Terkait hal ini, MK menyerahkan desain masa transisi kepada pembentuk undang-undang. Jika Pemilu Daerah digelar pada 2031 atau 2032, maka ada dua opsi transisi: memperpanjang masa jabatan kepala daerah dan anggota DPRD, atau menunjuk pelaksana tugas (Plt) untuk mengisi kekosongan.
Opsi perpanjangan bukan tanpa preseden. Indonesia pernah melakukannya saat transisi Pemilu 1971 ke 1977. Sebaliknya, pemotongan masa jabatan juga pernah diterapkan saat Pilkada Serentak melalui UU No. 1/2015 jo. UU No. 10/2016 untuk menyesuaikan jadwal Pilkada 2024. Konstitusi pun memungkinkan fleksibilitas ini: Pasal 18 UUD NRI 1945 tidak mengunci lama masa jabatan kepala daerah maupun DPRD, berbeda dengan masa jabatan presiden yang tegas lima tahun dalam Pasal 7 UUD.
Dengan demikian, perpanjangan masa jabatan tidak bermasalah secara konstitusional, namun risiko politiknya tetap harus diperhitungkan. Masa jabatan yang terlalu panjang dapat membuat sirkulasi kepemimpinan daerah terhambat, tanpa legitimasi segar dari pemilih..
Di sisi lain, opsi menunjuk Plt juga bukan tanpa masalah. Kekosongan kekuasaan yang diisi oleh Plt dalam jumlah besar berpotensi menimbulkan krisis legitimasi, karena mereka tidak dipilih oleh rakyat. Risiko penyalahgunaan kekuasaan pun meningkat, terutama bila penunjukan Plt dipolitisasi. Isu ini bahkan menjadi sorotan publik, seperti yang disinggung dalam film dokumenter Dirty Vote.

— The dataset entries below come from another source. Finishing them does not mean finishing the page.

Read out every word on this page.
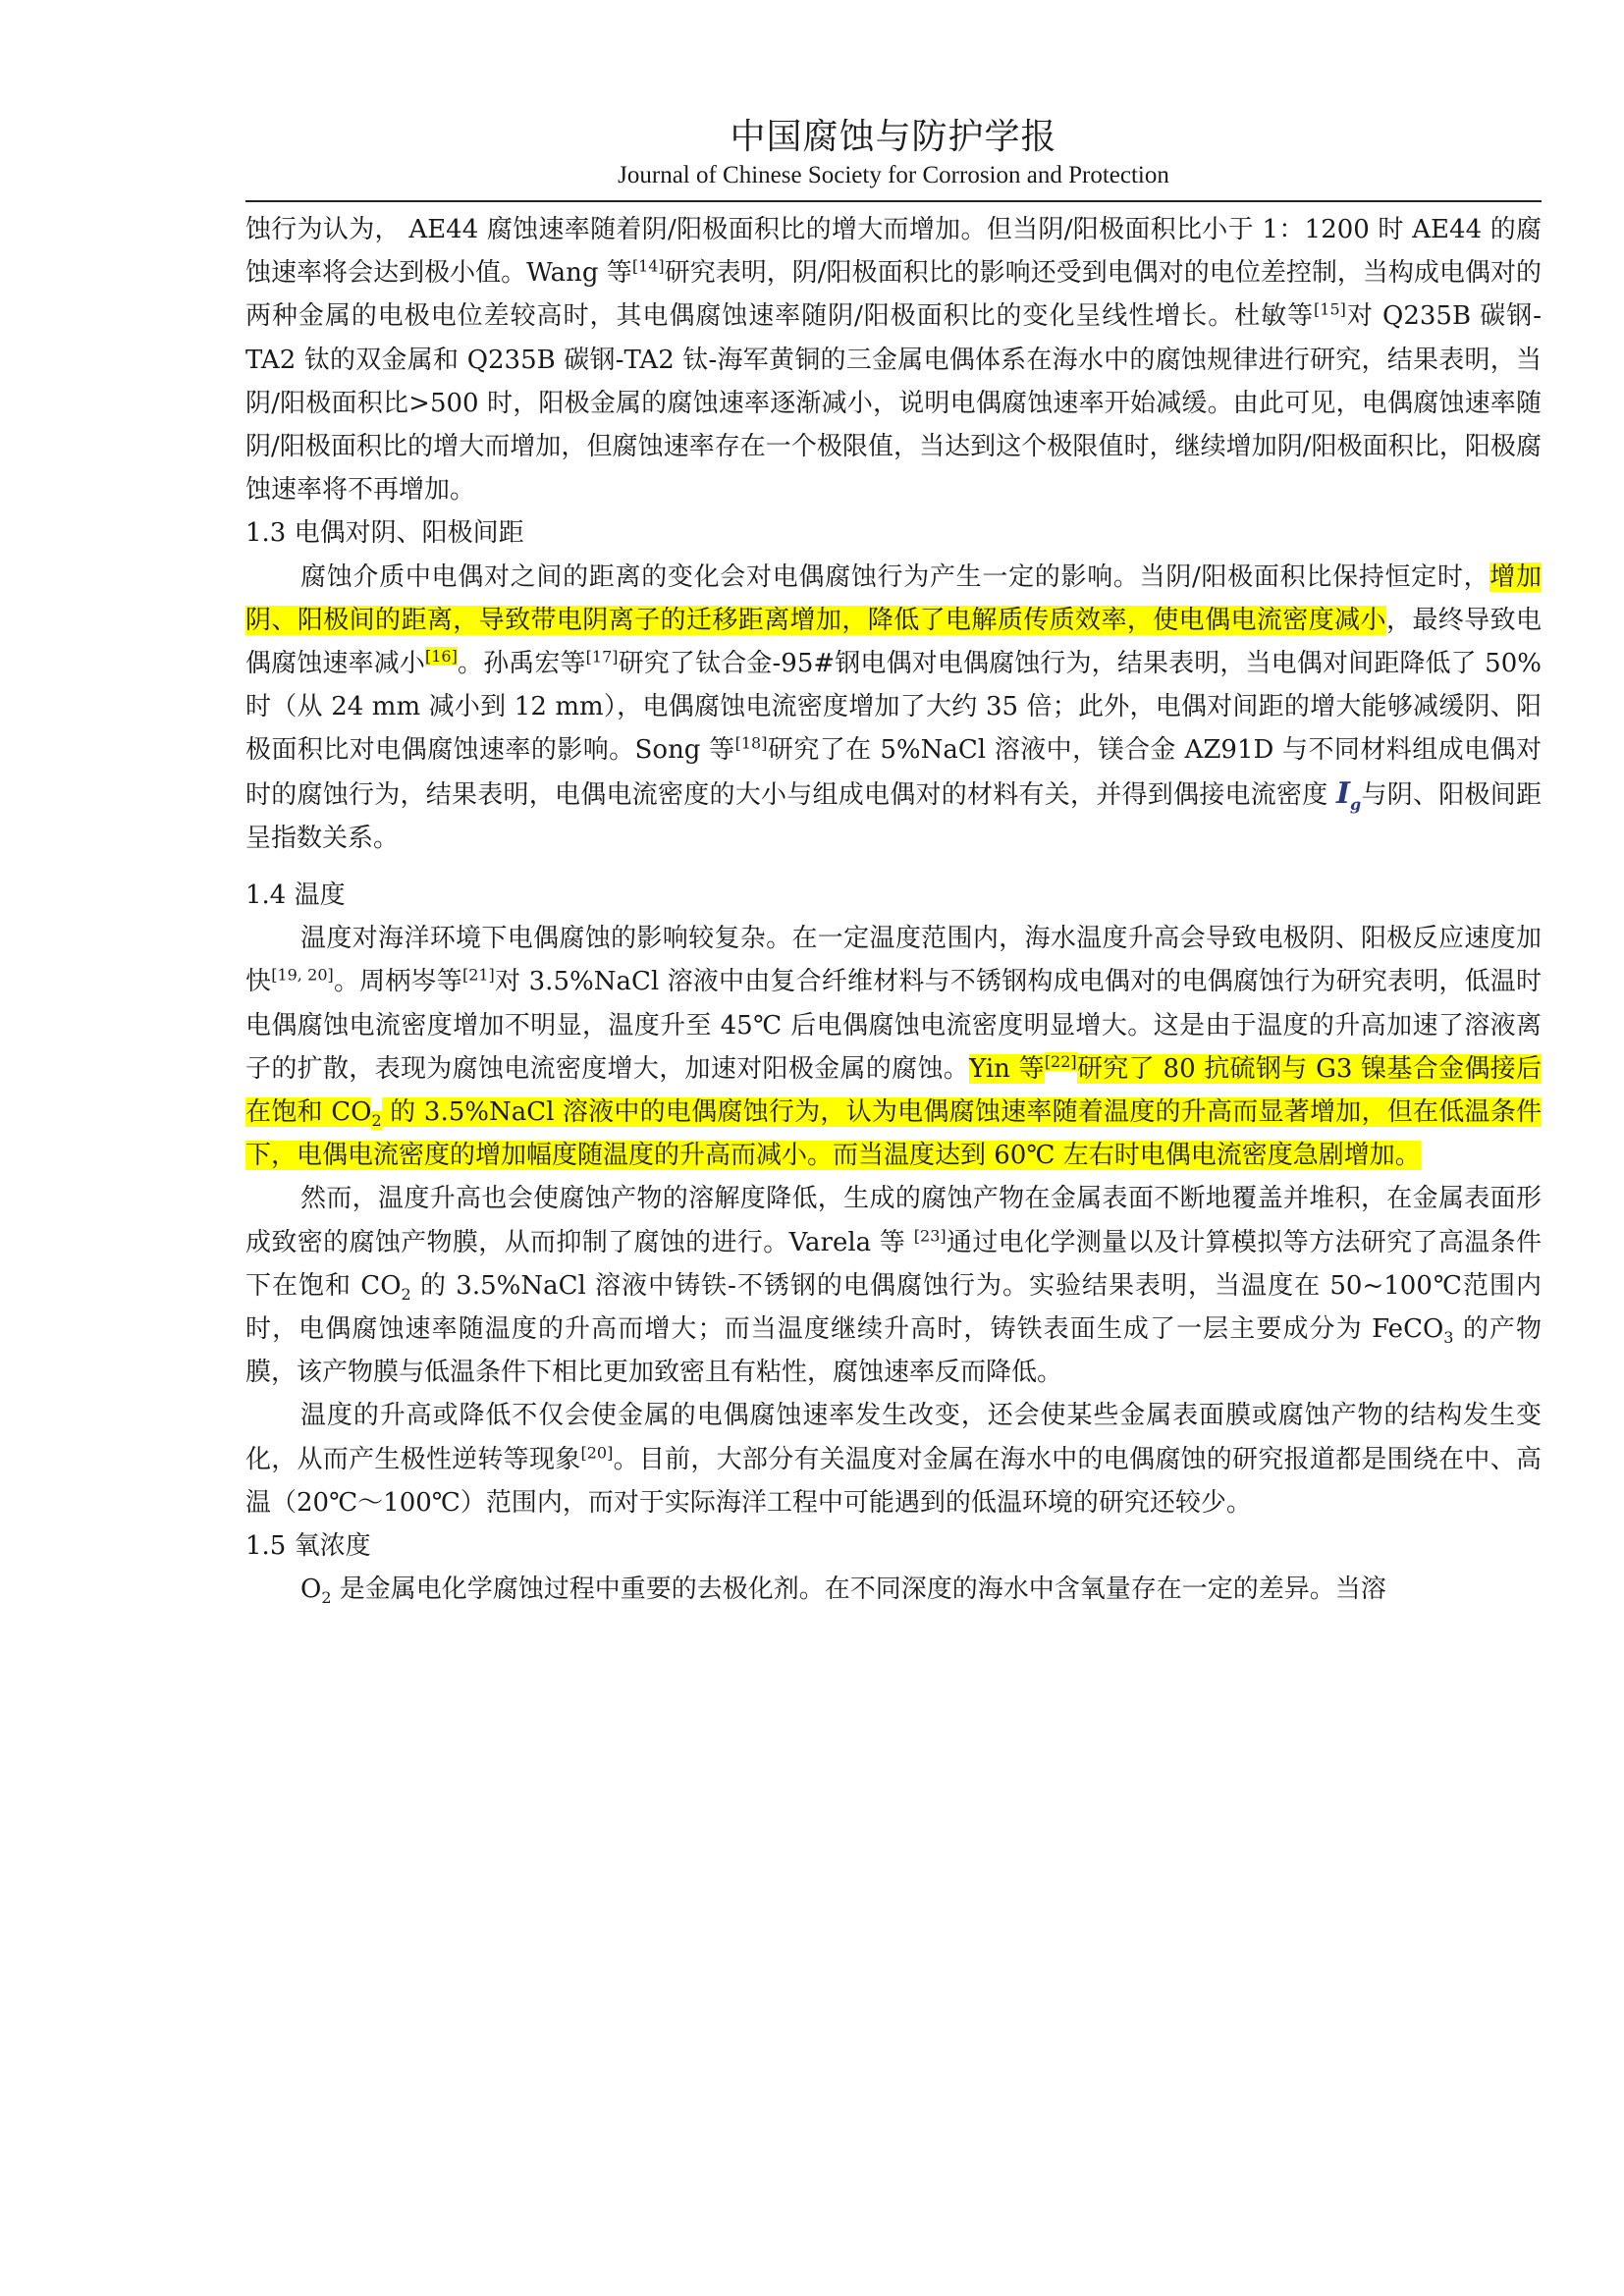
中国腐蚀与防护学报
Journal of Chinese Society for Corrosion and Protection

蚀行为认为， AE44 腐蚀速率随着阴/阳极面积比的增大而增加。但当阴/阳极面积比小于 1：1200 时 AE44 的腐蚀速率将会达到极小值。Wang 等[14]研究表明，阴/阳极面积比的影响还受到电偶对的电位差控制，当构成电偶对的两种金属的电极电位差较高时，其电偶腐蚀速率随阴/阳极面积比的变化呈线性增长。杜敏等[15]对 Q235B 碳钢-TA2 钛的双金属和 Q235B 碳钢-TA2 钛-海军黄铜的三金属电偶体系在海水中的腐蚀规律进行研究，结果表明，当阴/阳极面积比>500 时，阳极金属的腐蚀速率逐渐减小，说明电偶腐蚀速率开始减缓。由此可见，电偶腐蚀速率随阴/阳极面积比的增大而增加，但腐蚀速率存在一个极限值，当达到这个极限值时，继续增加阴/阳极面积比，阳极腐蚀速率将不再增加。

1.3 电偶对阴、阳极间距

腐蚀介质中电偶对之间的距离的变化会对电偶腐蚀行为产生一定的影响。当阴/阳极面积比保持恒定时，增加阴、阳极间的距离，导致带电阴离子的迁移距离增加，降低了电解质传质效率，使电偶电流密度减小，最终导致电偶腐蚀速率减小[16]。孙禹宏等[17]研究了钛合金-95#钢电偶对电偶腐蚀行为，结果表明，当电偶对间距降低了 50%时（从 24 mm 减小到 12 mm），电偶腐蚀电流密度增加了大约 35 倍；此外，电偶对间距的增大能够减缓阴、阳极面积比对电偶腐蚀速率的影响。Song 等[18]研究了在 5%NaCl 溶液中，镁合金 AZ91D 与不同材料组成电偶对时的腐蚀行为，结果表明，电偶电流密度的大小与组成电偶对的材料有关，并得到偶接电流密度 $I_g$与阴、阳极间距呈指数关系。

1.4 温度

温度对海洋环境下电偶腐蚀的影响较复杂。在一定温度范围内，海水温度升高会导致电极阴、阳极反应速度加快[19, 20]。周柄岑等[21]对 3.5%NaCl 溶液中由复合纤维材料与不锈钢构成电偶对的电偶腐蚀行为研究表明，低温时电偶腐蚀电流密度增加不明显，温度升至 45℃ 后电偶腐蚀电流密度明显增大。这是由于温度的升高加速了溶液离子的扩散，表现为腐蚀电流密度增大，加速对阳极金属的腐蚀。Yin 等[22]研究了 80 抗硫钢与 G3 镍基合金偶接后在饱和 $CO_2$ 的 3.5%NaCl 溶液中的电偶腐蚀行为，认为电偶腐蚀速率随着温度的升高而显著增加，但在低温条件下，电偶电流密度的增加幅度随温度的升高而减小。而当温度达到 60℃ 左右时电偶电流密度急剧增加。

然而，温度升高也会使腐蚀产物的溶解度降低，生成的腐蚀产物在金属表面不断地覆盖并堆积，在金属表面形成致密的腐蚀产物膜，从而抑制了腐蚀的进行。Varela 等 [23]通过电化学测量以及计算模拟等方法研究了高温条件下在饱和 $CO_2$ 的 3.5%NaCl 溶液中铸铁-不锈钢的电偶腐蚀行为。实验结果表明，当温度在 50~100℃范围内时，电偶腐蚀速率随温度的升高而增大；而当温度继续升高时，铸铁表面生成了一层主要成分为 FeCO$_3$ 的产物膜，该产物膜与低温条件下相比更加致密且有粘性，腐蚀速率反而降低。

温度的升高或降低不仅会使金属的电偶腐蚀速率发生改变，还会使某些金属表面膜或腐蚀产物的结构发生变化，从而产生极性逆转等现象[20]。目前，大部分有关温度对金属在海水中的电偶腐蚀的研究报道都是围绕在中、高温（20℃～100℃）范围内，而对于实际海洋工程中可能遇到的低温环境的研究还较少。

1.5 氧浓度

$O_2$ 是金属电化学腐蚀过程中重要的去极化剂。在不同深度的海水中含氧量存在一定的差异。当溶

Semua risiko ini perlu dihitung secara matang. Putusan MK harus dijadikan momentum mendesak bagi DPR dan pemerintah untuk segera membahas dan merumuskan revisi UU Pemilu yang telah masuk dalam Program Legislasi Nasional (Prolegnas). Jangan sampai penataan ulang ini justru melahirkan ketidakpastian baru di daerah.
Mochamad Adli Wafi. Peneliti Pusat Kajian Demokrasi, Konstitusi, dan HAM FH UGM & Anggota Asosiasi Studi Sosio-Legal Indonesia (ASSLESI).